Unit testing your code is easy – all you need is to write simple test code and run it from time to time to check if your code misbehaves. But there is more to successfully using unit tests then just write these tests, in fact I saw quite a few talented developers get frustrated and stop unit testing for several reasons.

I don’t think that there is a single factor that can cause the success (or failure) of unit testing integration as much as your team.

The Team factor

Your co-workers and your team leader are the ones that will cause your unit tests to be effective or just a waste of time (or make you feel that way).

Unit testing the code is just not as much fun when you’re the only one doing it, all is needed is for someone else to commit a change (without running unit tests) and you’re back to trying to find out why your tests stopped working.

Unit testing is a team sport and like other team sports it is much more fun with the whole team. Shooting hoops is ok but playing basketball with your team will be much more fun!
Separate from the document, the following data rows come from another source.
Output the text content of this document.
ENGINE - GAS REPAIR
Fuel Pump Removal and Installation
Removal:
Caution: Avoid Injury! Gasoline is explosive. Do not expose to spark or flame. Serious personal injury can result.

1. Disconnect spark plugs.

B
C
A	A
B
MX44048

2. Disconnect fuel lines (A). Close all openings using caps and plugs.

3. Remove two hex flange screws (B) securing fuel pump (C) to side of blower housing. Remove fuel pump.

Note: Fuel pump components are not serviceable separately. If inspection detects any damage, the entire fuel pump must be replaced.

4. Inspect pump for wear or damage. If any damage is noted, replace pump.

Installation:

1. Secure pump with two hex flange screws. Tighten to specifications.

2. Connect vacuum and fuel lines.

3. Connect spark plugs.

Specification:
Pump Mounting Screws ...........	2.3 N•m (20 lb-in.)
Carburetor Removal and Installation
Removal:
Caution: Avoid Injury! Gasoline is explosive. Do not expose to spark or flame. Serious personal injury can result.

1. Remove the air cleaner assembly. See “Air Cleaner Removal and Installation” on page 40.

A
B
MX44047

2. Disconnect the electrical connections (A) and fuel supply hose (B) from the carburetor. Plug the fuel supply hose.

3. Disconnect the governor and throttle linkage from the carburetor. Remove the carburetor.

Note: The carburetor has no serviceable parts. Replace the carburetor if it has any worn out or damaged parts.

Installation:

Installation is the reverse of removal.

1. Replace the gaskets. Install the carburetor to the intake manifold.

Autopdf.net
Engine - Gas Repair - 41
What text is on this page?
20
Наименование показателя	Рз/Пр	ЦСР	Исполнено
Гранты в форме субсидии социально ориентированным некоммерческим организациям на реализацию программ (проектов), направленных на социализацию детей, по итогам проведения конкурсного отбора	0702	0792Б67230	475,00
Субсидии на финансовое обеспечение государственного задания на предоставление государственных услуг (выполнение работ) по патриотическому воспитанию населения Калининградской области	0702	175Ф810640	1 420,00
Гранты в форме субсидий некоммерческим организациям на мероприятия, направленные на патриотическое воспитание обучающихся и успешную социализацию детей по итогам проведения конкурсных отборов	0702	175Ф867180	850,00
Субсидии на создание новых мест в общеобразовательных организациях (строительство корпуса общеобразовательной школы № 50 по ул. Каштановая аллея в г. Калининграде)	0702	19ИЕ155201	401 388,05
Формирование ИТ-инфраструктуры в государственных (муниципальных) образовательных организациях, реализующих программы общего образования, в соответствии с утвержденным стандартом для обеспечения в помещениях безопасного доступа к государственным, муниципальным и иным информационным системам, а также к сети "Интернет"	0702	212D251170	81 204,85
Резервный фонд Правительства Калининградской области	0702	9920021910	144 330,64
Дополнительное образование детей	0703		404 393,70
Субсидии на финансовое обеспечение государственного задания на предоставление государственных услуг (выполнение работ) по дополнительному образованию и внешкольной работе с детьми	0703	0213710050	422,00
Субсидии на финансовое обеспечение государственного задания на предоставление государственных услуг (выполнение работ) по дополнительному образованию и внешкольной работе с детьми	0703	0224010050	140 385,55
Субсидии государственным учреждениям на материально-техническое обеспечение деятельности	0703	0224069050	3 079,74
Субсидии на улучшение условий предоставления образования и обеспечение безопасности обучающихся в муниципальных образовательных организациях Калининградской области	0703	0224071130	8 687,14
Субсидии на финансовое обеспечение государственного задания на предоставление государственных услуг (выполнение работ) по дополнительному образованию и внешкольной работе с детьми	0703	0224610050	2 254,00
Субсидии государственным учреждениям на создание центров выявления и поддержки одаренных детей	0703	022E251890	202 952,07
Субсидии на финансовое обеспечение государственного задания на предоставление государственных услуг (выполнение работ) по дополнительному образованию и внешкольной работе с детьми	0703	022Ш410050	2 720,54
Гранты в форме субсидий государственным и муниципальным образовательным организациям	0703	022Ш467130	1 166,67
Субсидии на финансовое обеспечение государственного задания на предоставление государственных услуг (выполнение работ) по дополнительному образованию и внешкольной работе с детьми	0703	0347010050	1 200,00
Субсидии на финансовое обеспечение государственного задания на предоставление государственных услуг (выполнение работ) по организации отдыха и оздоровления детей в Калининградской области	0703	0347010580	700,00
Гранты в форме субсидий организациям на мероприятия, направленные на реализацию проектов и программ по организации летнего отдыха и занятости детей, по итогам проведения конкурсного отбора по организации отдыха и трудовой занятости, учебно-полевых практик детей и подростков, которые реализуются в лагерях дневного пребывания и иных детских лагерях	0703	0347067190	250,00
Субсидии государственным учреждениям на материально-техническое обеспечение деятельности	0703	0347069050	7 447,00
When you got your all team onboard the whole “unit testing” experience (or better yet TDD) things get much more easier. If every member of your team is responsible to run the project’s tests before commits the build will break less.

In a nutshell – it’s nearly impossible to keep using unit tests when you’re the only one doing so.

Team Work by Budslife

There are other benefit of getting your team support:

  • Test reviews – improve your skills by by reading your fellow developer test code and by having your code reviewed . This is exactly the same as learning best practices from code reviews – for tests.
  • Track improvement – in order to show management and other teams in your company that your project improve because you use unit tests you need to be able to measure the actual improvement, when the team works using the same methodology it becomes easier to measure success.

How can it be done

Luckily for me my employer is a big believer of agile methodologies and that developers should write unit tests, but what if you’re the only one that seen the light and you want to show your team how software development can benefit from unit testing?

Depending on the organizational culture of your company you might want to try and pitch the idea to your boss, team lead or friendly neighborhood architect, if you have an ally that can help you convince the rest of the team.

Or you can start from your co-workers and convince them to join you and see if it makes your work better.

Use facts and explain why this is a good change, because there is nothing more convincing then actual experience try to suggest a “trial period” to see if unit testing is good for your organization.